作者:程十七
皇帝按了按隐隐作痛的太阳穴,神情无奈:“所以你等朕这么久,就为了说齐贵妃处事不公?”
陈宜玲重重点头:“不公,大大的不公。皇帝舅舅信任贵妃娘娘,才会把为公主选女傅一事交给她负责。贵妃娘娘这么做,就是辜负了你的信任,也辜负了公主的期待。”
“可是,朕听齐贵妃说那个韩姑娘,出身乡野,礼数不周。齐贵妃是怕六公主跟着她耳濡目染,学一些乡野之气,才会更改人选的。”
这件事皇帝已经知晓了,齐贵妃刚跟他打过招呼请罪,并说明缘由,他虽不满齐贵妃的先斩后奏,但她毕竟跟他多年,他也也没打算深究。

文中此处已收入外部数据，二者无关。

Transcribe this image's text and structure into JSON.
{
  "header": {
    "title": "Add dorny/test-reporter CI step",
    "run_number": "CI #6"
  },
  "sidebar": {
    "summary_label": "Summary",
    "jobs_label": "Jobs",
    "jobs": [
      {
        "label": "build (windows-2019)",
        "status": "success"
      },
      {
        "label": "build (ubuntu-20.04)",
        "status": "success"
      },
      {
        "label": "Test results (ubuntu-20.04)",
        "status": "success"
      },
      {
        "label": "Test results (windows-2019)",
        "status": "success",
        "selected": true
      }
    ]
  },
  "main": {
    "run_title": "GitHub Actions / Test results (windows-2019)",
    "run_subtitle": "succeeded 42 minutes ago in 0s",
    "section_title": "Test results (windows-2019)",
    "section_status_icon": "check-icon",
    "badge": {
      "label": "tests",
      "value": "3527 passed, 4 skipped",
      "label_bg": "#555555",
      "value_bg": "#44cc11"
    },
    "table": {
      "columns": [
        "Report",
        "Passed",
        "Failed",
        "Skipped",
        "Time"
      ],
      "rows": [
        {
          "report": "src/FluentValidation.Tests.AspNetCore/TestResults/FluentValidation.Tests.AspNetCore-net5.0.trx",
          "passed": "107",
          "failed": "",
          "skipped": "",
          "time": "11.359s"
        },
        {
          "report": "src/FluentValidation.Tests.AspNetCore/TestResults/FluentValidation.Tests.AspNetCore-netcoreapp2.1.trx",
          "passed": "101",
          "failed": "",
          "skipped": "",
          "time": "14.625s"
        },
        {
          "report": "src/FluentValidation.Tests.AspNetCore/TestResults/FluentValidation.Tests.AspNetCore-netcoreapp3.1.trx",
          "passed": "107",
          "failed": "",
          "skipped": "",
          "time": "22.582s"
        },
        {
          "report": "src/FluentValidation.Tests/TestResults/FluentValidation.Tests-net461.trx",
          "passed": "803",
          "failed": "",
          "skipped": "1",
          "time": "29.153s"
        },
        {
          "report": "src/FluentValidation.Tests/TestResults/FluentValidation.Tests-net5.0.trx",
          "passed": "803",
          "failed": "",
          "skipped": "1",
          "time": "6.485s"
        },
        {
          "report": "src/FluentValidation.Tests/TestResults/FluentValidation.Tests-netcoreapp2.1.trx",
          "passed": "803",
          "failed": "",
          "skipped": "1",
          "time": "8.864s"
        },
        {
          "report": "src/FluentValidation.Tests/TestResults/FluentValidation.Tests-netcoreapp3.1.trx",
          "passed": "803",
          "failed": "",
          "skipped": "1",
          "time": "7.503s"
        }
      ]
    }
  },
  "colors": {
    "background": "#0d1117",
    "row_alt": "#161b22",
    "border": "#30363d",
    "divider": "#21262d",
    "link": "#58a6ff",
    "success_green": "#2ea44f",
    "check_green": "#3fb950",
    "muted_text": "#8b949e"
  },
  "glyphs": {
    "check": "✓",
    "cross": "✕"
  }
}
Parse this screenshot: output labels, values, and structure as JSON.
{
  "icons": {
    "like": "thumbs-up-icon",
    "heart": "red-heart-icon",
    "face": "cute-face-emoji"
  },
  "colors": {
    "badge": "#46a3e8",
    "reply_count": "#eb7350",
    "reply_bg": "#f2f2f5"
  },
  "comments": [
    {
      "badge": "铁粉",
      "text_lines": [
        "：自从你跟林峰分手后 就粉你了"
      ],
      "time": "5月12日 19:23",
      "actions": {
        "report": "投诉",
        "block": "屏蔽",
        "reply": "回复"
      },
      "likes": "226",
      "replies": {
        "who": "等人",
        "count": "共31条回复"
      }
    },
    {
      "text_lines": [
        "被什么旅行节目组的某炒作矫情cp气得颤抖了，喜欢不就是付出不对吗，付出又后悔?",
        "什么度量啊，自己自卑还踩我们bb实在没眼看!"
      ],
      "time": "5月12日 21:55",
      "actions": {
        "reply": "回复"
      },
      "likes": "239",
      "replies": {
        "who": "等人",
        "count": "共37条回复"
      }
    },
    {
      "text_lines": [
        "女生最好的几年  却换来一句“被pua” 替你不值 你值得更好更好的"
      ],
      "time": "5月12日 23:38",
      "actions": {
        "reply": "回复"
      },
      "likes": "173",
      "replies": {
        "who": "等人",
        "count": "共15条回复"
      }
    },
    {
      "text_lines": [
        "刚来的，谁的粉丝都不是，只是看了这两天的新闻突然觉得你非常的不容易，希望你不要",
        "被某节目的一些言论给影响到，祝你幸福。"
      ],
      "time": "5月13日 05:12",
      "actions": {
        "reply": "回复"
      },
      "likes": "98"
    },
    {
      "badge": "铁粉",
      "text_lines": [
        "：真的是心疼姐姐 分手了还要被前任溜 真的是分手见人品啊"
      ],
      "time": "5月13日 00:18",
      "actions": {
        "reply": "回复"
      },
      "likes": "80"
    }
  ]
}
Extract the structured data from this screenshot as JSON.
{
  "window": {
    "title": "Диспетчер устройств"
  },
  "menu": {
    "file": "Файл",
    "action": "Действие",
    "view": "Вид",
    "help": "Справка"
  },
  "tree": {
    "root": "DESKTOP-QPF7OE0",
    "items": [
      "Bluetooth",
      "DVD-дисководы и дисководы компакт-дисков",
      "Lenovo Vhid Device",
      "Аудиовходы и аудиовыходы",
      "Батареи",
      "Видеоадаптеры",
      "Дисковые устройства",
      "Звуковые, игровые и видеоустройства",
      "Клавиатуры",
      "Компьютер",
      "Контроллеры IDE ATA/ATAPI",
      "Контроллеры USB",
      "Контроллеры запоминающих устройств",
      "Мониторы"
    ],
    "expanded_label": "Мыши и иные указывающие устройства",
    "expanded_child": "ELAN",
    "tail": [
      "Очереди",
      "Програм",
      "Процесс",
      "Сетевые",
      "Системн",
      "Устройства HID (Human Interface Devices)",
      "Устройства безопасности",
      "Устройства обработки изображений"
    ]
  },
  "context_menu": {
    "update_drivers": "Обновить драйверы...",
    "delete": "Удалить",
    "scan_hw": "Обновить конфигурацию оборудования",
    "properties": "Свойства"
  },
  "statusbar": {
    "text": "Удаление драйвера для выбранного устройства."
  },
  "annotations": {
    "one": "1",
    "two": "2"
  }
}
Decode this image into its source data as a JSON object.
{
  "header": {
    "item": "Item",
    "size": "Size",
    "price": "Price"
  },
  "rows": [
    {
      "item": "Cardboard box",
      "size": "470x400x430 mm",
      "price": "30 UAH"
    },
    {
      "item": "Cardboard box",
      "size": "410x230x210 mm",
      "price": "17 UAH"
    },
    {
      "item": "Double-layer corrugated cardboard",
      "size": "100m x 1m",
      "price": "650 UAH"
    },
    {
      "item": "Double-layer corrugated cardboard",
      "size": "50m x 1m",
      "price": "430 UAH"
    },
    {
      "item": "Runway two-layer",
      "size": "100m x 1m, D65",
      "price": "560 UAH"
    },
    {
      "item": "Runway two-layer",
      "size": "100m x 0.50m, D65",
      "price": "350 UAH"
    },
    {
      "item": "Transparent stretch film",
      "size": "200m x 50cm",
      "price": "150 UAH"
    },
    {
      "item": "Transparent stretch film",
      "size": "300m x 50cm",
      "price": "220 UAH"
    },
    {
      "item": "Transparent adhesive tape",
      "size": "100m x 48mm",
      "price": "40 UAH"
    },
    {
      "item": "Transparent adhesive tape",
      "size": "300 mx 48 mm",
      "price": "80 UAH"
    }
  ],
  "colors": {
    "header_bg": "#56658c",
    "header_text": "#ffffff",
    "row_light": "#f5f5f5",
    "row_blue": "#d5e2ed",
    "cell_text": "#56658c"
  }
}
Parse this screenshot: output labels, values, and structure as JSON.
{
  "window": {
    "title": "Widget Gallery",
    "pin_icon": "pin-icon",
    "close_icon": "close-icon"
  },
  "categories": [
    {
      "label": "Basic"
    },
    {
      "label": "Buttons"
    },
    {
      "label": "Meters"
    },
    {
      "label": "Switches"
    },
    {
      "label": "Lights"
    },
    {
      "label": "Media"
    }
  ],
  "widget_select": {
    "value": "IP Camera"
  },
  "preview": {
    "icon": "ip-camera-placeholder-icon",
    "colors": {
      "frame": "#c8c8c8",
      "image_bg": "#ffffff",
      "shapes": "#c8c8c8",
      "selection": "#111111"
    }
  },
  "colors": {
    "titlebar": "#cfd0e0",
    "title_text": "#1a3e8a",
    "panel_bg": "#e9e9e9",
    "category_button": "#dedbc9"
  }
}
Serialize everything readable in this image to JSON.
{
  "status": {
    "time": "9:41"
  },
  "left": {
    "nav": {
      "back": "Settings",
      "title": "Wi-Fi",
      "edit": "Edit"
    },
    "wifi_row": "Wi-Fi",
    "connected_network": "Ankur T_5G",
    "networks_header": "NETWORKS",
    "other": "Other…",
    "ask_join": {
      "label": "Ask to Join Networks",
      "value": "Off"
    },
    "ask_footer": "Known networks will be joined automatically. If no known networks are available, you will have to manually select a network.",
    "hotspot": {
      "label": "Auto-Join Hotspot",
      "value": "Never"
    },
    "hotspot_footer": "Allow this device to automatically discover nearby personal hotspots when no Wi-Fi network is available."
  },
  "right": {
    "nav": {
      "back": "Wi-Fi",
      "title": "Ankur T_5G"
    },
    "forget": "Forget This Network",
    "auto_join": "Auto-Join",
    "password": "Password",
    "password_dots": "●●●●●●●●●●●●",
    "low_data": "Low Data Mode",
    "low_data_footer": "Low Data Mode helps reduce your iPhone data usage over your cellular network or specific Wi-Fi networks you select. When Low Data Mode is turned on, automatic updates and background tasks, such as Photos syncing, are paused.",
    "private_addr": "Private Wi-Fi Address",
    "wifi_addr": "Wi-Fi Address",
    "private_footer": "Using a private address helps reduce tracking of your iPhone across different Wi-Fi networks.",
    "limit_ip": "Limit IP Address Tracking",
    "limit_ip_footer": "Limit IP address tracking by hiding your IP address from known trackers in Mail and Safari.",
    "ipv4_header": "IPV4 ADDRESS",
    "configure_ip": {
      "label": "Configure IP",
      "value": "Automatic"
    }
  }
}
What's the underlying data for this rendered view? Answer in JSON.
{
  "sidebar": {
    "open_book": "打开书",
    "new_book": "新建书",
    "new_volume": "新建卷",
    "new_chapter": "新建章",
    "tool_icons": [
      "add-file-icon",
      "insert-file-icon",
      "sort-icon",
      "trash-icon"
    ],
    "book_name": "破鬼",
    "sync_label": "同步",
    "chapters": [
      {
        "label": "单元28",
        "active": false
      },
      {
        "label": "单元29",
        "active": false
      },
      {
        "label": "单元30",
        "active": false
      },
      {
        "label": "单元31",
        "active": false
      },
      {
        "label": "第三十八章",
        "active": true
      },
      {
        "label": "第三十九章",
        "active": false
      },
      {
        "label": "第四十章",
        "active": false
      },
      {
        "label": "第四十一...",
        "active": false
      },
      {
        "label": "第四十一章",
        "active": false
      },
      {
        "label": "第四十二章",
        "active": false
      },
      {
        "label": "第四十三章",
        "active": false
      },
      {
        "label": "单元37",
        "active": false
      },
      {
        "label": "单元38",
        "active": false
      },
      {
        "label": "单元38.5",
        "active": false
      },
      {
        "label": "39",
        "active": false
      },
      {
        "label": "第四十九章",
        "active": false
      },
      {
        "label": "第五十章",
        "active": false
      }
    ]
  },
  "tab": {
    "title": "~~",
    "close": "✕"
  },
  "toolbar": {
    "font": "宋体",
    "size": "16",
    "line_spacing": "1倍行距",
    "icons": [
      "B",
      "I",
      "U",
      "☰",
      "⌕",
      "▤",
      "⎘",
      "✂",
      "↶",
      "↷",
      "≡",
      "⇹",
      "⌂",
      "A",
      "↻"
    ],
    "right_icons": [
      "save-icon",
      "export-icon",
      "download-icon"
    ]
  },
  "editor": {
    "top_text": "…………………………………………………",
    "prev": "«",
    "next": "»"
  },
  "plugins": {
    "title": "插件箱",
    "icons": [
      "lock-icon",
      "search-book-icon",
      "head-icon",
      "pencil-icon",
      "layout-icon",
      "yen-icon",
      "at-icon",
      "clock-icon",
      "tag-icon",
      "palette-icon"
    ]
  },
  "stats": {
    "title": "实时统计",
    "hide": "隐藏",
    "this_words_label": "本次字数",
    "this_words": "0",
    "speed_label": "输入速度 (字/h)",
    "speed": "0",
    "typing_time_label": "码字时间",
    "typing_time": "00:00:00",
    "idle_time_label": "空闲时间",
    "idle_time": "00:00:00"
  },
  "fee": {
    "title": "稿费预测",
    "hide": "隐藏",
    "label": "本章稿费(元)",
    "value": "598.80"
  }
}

因为在他看来,齐贵妃的确做的不妥,但这并不是特别大的事情。只是给六公主选一个教导武功的师傅,又不是真的选太傅。六公主身体不好,找个会武功的女子教她学武强身也就行了。
陈宜玲火气蹭蹭蹭窜了上来:“她说什么,皇帝舅舅就信么?她分明就是以权谋私,存心偏袒自己侄女!说韩姑娘出身乡野,那齐家玉就很了不起吗?她爷爷以前不也是王府家奴……”
她这会儿明白了,她来迟了,皇帝舅舅先入为主,听信了齐贵妃的话。
皇帝面色微沉:“放肆!”
陈宜玲知道自己说错话了,她怏怏不乐,硬邦邦道:“舅舅,是宜玲失言,可我就是不服。”
皇帝一向疼爱这个外甥女,也不是真的生她的气。此时见她梗着脖子请罪,也有点哭笑不得:“朕以前怎么没发现,你还爱管别人的事?”
陈宜玲低声道:“什么别人的事?这分明是不平事。”
一方面,她看不惯齐贵妃的所作所为,另一方面,也是最重要的一点,韩姑娘是在她的建议下才进宫应征女傅的。
人家韩姑娘帮了她,她非但没能给人家指一条康庄大道,还让人家白辛苦一场后受了大委屈。她如果不做点什么,自己都瞧不起自己。
皇帝微微眯了眯眼,有些不耐:“这件事你就不要管了,朕意已决。”
陈宜玲正欲再说话,忽听太监来报太子殿下求见。
闻言,皇帝长眉一轩:“让他进来。”
看见陈宜玲在此,谢泽有些意外:“陈表妹也在?”
陈宜玲依然气呼呼的,但还是行礼问好:“太子表哥安好。”
明眼人都能看出她的不悦。
皇帝笑着打趣外甥女:“还委屈呢?”
陈宜玲轻哼了一声:“我不委屈,文试武试都是第一、却被迫让贤给别人的韩姑娘才委屈。”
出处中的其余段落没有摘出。